LePage’s Ideological Veto Hurts Maine People, Economy
Top Democrats in the Legislature called Governor Paul LePage’s ideological veto of a bipartisan plan to expand life-saving health care to 70,000 Mainers harmful to Maine people and the economy.
The veto comes on the heels of a bipartisan budget proposal that funds DHHS wait list services for people with disabilities, addressing a key argument LePage has used as foil for his opposition to health care for Maine people.
“We have a bipartisan plan for life-saving health care for tens of thousands of Mainers. It creates jobs, it save lives, it saves money,” said Speaker of the House Mark Eves of North Berwick. “Governor LePage continues to stand in the way despite our good faith effort to collaborate and address concerns raised by opponents. Because of this deal from the federal government, we don’t have to pick winners and losers. We urge our Republican colleagues to join us in overturning this ideological veto.”
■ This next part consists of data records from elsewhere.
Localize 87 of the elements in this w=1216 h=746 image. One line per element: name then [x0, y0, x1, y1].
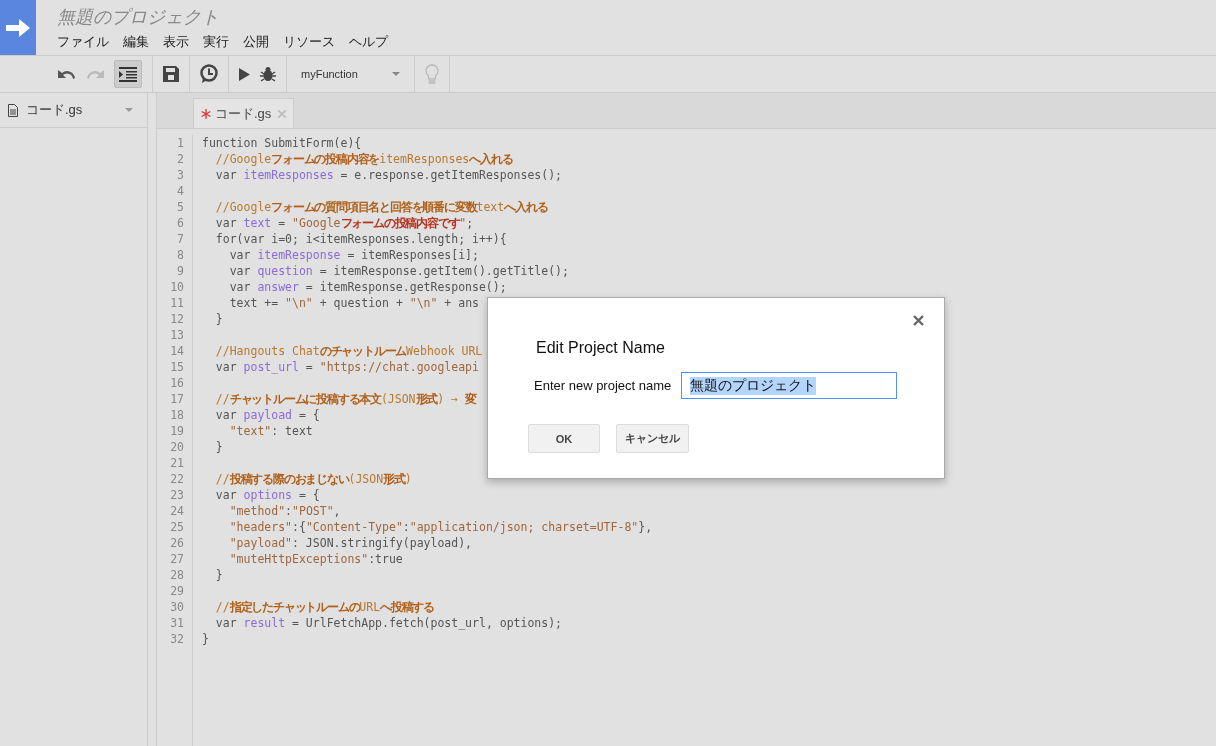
- ok-button[interactable]: OK: [528, 424, 600, 453]
- dialog-title: Edit Project Name: [536, 339, 666, 357]
- code-line: }: [214, 440, 223, 454]
- code-line: }: [202, 632, 209, 646]
- code-line: var result = UrlFetchApp.fetch(post_url, options);: [214, 616, 563, 630]
- line-number: 9: [176, 263, 184, 279]
- line-number: 31: [169, 615, 184, 631]
- line-number: 27: [169, 551, 184, 567]
- arrow-icon: [6, 17, 30, 38]
- line-number: 7: [176, 231, 184, 247]
- code-line: var itemResponse = itemResponses[i];: [228, 248, 479, 262]
- line-number: 28: [169, 567, 184, 583]
- line-number: 10: [169, 279, 184, 295]
- code-line: var answer = itemResponse.getResponse();: [228, 280, 507, 294]
- line-number: 15: [169, 359, 184, 375]
- bug-icon[interactable]: [260, 66, 276, 82]
- line-number: 23: [169, 487, 184, 503]
- menu-item[interactable]: 公開: [243, 33, 269, 51]
- line-number: 6: [176, 215, 184, 231]
- menu-item[interactable]: 実行: [203, 33, 229, 51]
- function-dropdown[interactable]: myFunction: [297, 59, 404, 89]
- menu-item[interactable]: リソース: [283, 33, 335, 51]
- line-number: 19: [169, 423, 184, 439]
- menu-item[interactable]: ファイル: [57, 33, 109, 51]
- menu-item[interactable]: 編集: [123, 33, 149, 51]
- line-number: 8: [176, 247, 184, 263]
- line-number: 25: [169, 519, 184, 535]
- code-line: text += "\n" + question + "\n" + ans: [228, 296, 479, 310]
- menu-item[interactable]: ヘルプ: [349, 33, 388, 51]
- clock-icon[interactable]: [200, 64, 218, 84]
- asterisk-icon: [201, 108, 211, 119]
- line-number: 3: [176, 167, 184, 183]
- code-line: var itemResponses = e.response.getItemResponses();: [214, 168, 563, 182]
- line-number: 30: [169, 599, 184, 615]
- line-number: 26: [169, 535, 184, 551]
- save-icon[interactable]: [163, 66, 179, 82]
- caret-icon: [391, 72, 400, 76]
- line-number: 24: [169, 503, 184, 519]
- code-line: //投稿する際のおまじない(JSON形式): [214, 472, 412, 486]
- code-line: }: [214, 568, 223, 582]
- code-line: }: [214, 312, 223, 326]
- code-line: //チャットルームに投稿する本文(JSON形式) → 変: [214, 392, 476, 406]
- code-line: var options = {: [214, 488, 320, 502]
- code-line: var text = "Googleフォームの投稿内容です";: [214, 216, 474, 230]
- code-line: "payload": JSON.stringify(payload),: [228, 536, 473, 550]
- line-number: 21: [169, 455, 184, 471]
- close-icon[interactable]: [913, 315, 924, 326]
- undo-icon[interactable]: [58, 68, 76, 80]
- line-number: 12: [169, 311, 184, 327]
- line-number: 11: [169, 295, 184, 311]
- line-number: 22: [169, 471, 184, 487]
- code-line: //指定したチャットルームのURLへ投稿する: [214, 600, 435, 614]
- field-label: Enter new project name: [534, 378, 672, 393]
- line-number: 29: [169, 583, 184, 599]
- code-line: //Googleフォームの投稿内容をitemResponsesへ入れる: [214, 152, 513, 166]
- line-number: 1: [176, 135, 184, 151]
- code-line: var question = itemResponse.getItem().getTitle();: [228, 264, 569, 278]
- run-icon[interactable]: [239, 67, 250, 81]
- file-tab[interactable]: コード.gs: [193, 98, 295, 128]
- indent-icon: [119, 66, 137, 82]
- file-icon: [8, 103, 18, 117]
- indent-toggle[interactable]: [114, 60, 142, 88]
- code-line: "headers":{"Content-Type":"application/json; charset=UTF-8"},: [228, 520, 653, 534]
- line-number: 18: [169, 407, 184, 423]
- line-number: 16: [169, 375, 184, 391]
- line-number: 4: [176, 183, 184, 199]
- code-line: "method":"POST",: [228, 504, 341, 518]
- code-line: "muteHttpExceptions":true: [228, 552, 403, 566]
- line-number: 32: [169, 631, 184, 647]
- code-line: var post_url = "https://chat.googleapi: [214, 360, 479, 374]
- project-name-input[interactable]: 無題のプロジェクト: [681, 372, 898, 399]
- apps-script-logo[interactable]: [0, 0, 36, 55]
- line-number: 20: [169, 439, 184, 455]
- line-number: 5: [176, 199, 184, 215]
- menu-item[interactable]: 表示: [163, 33, 189, 51]
- code-line: var payload = {: [214, 408, 320, 422]
- file-item[interactable]: コード.gs: [0, 93, 147, 128]
- cancel-button[interactable]: キャンセル: [616, 424, 689, 453]
- code-line: //Hangouts ChatのチャットルームWebhook URL: [214, 344, 483, 358]
- code-line: "text": text: [228, 424, 313, 438]
- code-line: function SubmitForm(e){: [202, 136, 362, 150]
- code-line: for(var i=0; i<itemResponses.length; i++){: [214, 232, 507, 246]
- code-line: //Googleフォームの質問項目名と回答を順番に変数textへ入れる: [214, 200, 548, 214]
- line-number: 14: [169, 343, 184, 359]
- line-number: 2: [176, 151, 184, 167]
- line-number: 13: [169, 327, 184, 343]
- line-number: 17: [169, 391, 184, 407]
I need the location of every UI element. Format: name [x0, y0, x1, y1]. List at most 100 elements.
The federal government has offered to pay 100 percent of the cost of health care for tens of thousands of Mainers under the Affordable Care Act, including nearly 2,700 veterans. Key moderate Republicans and Democrats have worked on a bipartisan plan, LD 1487, to accept these funds.
In addition to providing health insurance to low and middle income Mainers, the bill would result in more than $1 million per day in economic activity. It would create 4,400 jobs, at a time when Maine’s job growth is among the worst in the nation, particularly in rural areas.
“The governor’s veto message is a direct message to the Mainers whose health care has become too costly and out of reach,” said Senator Troy Jackson of Allagash, the Senate Majority Leader. “He’s told them, ‘don’t get sick’! Instead of trying to help them, he has, once again, pulled the ladder up behind him.”
The bipartisan plan includes a managed care program to lower the cost of health care and hold government and providers accountable for making sure people have access to appropriate care at an appropriate time, while also ensuring fair prices. It also puts in place a plan to reduce the wait list for home care services for Mainers with intellectual disabilities and adds two new Medicaid fraud investigators to step up fraud prosecutions.
The Maine Senate will take up the veto in the coming days. An override would require two-thirds of those Senators present and voting.